In future, Gray says machine learning systems may need to show how the data was prepared and why a particular machine learning model was chosen. “You’ll have to explain the performance of the model and its predictive accuracy in specific situations.”
That might mean compromises between how transparent a model is and how powerful it is. “It's not always the case that the more powerful methods are less transparent but we do see those trade-offs,” says Horvitz. “If you push very hard to get transparency, you will typically weaken the system.”
As well as the option of making systems more explainable, it’s also possible to use one machine learning system to explain another. That’s the basis of a system Horvitz worked on called Ask MSR. “When it generated an answer it could say here's the probability it's correct,” he says – and it’s a trick Watson uses too. “At a metalevel, you’re doing machine learning about a complex process you can’t see directly to characterize how well it's going to do.”
Ryan Caplan, CEO of ColdLight, which builds AI-based predictive analytics, suggests systems may ask how much they will need to explain before they give you an answer. “Put the human being in control by asking ‘do you need to legally explain the model or do you need the best result?’ Sometimes it’s more important to have accuracy over explainability. If I’m setting the temperature in different areas of an airport, maybe I don’t need to explain how I decide. But in many industries, like finance, where a human has to be able to explain a decision, that system may have to be curtailed to certain algorithms.”
Accessibility not fragility
Hector Yee, who worked on AI projects at Google before moving to AirBnB, insists that “machine learning should involve humans in the loop somewhere.” When he started work on AirBnB’s predictive systems he asked colleagues if they wanted a simple model they could understand or a stronger model they wouldn’t. “We made the trade-off early on to go human interpretable models,” he says, because it makes dealing with bugs and outliers in the data far easier.
“Even the most perfect neural net doesn’t know what it doesn’t know. We have a feedback loop between humans and machine learning; we can look at what the machine has done and what we need to do to add features that improve the model. We know what data we have available. We can make an informed decision what to do next. When you do that, suddenly your weaker model becomes stronger.”
Patrice Simard of Microsoft Research is convinced that applies beyond today’s PhD-level machine learning experts. His goal is “to democratise machine learning and make it so easy to use my mother could build a classifier with no prior knowledge of machine learning.”
Given the limited number of machine learning experts, he says the best way to improve machine learning systems is to make them easier to develop. “You can build a super smart system that understands everything or you can break it down into a lot of multiple tasks and if each of these tasks can be done in an hour by a person of normal expertise, we can talk about scaling the numbers of contributors instead of making one particular algorithm smarter.”
When he was running Bing Ad Center, he abandoned a complex but powerful algorithm for something far simpler. “It took a week to train 500 million parameters using 20 machines and every time something went wrong people pointed to the algorithm and we had to prove it was computing the right thing – and then a week later, the same thing would happen again.
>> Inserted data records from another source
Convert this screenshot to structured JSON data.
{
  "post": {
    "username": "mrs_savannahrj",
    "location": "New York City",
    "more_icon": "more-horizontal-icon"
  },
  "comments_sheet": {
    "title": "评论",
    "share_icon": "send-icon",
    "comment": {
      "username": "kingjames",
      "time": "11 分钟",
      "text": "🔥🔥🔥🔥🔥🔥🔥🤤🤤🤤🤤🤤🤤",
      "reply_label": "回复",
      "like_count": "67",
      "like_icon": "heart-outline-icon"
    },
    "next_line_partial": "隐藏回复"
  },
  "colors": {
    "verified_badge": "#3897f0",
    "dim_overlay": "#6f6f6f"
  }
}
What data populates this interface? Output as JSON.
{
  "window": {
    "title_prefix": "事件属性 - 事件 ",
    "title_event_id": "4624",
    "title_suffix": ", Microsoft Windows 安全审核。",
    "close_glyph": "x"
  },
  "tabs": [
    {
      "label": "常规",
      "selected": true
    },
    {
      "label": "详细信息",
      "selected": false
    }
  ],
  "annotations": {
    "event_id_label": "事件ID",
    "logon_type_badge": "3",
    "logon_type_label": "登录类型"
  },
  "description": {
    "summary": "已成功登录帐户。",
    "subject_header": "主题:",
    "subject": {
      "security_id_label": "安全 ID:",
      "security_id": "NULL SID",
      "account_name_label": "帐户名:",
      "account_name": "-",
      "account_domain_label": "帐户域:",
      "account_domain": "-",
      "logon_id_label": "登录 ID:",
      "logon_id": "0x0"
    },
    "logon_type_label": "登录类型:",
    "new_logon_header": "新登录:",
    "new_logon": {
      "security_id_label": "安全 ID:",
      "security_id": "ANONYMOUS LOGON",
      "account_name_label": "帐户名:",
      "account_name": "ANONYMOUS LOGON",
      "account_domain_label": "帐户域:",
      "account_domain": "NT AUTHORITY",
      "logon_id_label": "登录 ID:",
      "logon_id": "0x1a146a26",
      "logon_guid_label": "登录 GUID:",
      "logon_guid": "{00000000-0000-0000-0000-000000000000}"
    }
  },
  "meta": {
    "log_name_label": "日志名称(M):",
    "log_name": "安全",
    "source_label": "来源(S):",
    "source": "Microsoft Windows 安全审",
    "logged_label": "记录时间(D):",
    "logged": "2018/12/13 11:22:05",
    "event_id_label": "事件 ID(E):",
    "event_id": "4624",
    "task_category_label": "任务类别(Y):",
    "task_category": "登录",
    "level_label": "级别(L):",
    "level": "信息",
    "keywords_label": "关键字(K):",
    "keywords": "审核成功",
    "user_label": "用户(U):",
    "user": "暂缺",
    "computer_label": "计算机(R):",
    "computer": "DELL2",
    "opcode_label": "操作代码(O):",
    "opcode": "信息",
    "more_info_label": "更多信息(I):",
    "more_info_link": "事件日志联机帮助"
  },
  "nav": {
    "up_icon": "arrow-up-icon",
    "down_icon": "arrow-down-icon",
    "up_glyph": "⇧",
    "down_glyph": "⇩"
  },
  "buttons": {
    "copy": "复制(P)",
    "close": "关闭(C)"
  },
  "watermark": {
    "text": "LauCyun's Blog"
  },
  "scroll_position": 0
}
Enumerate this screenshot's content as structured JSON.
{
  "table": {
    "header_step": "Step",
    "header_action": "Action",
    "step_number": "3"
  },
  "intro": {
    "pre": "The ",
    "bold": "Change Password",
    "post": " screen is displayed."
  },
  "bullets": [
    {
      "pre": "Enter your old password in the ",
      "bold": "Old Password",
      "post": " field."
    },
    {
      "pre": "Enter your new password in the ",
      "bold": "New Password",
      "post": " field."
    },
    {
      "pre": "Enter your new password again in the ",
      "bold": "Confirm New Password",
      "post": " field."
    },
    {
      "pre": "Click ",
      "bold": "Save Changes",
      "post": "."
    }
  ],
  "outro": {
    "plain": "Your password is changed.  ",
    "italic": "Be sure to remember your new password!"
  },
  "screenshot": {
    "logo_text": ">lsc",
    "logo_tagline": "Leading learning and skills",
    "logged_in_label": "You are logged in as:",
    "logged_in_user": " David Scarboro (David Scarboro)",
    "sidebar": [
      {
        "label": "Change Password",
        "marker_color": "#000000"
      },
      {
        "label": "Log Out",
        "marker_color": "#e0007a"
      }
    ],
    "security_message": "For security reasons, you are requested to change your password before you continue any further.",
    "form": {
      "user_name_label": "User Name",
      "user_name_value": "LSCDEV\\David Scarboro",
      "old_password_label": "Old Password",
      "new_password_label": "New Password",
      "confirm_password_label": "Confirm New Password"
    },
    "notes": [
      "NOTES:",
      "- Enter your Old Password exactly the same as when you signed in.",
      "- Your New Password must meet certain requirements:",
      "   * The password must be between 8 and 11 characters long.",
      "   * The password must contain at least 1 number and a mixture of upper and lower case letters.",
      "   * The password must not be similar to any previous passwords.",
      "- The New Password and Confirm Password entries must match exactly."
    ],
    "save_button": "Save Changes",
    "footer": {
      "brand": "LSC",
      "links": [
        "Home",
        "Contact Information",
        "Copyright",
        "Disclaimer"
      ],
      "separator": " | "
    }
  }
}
I replaced it with a very simple algorithm that was similar in performance but could train in a matter of minutes or hours.” It was easier to understand, easier to develop and there were no more time-wasting arguments about whether the algorithm was wrong.
Being able to retrain quickly is key to keeping machine learning systems current, because the data feeding into machine learning systems is going to change over time, which will affect the accuracy of the predictions they make. With too complex a system, Simard warns “You’ll be stuck with an algorithm you don’t understand. You won’t know if you can keep the system if no-one has the expertise to tell you whether it still works. Or you might have one system that depends on another and one of those systems gets retrained. Can you still rely on it?”
And if AI is really effective, it’s going to change our world enough that it will have to evolve to keep up, Horvitz points out. A system to identify patients at risk of hospital readmission that keeps them out of the emergency room, will change the mix of patients it has to assess.
On the one hand, AI systems need to know their limitations. “When you take a system and put out in the real open world, there are typically many unforeseen circumstances that come up. How do you design systems that one explicitly understand they're in an open world and explicitly know that the world is bigger than their information?”
But, on the other hand, they also need to know their own impact. “The AI systems themselves as we build them have to understand the influences they make in the world over time, and somehow track them. They have to perform well, even though they’re changing the world they're acting in.”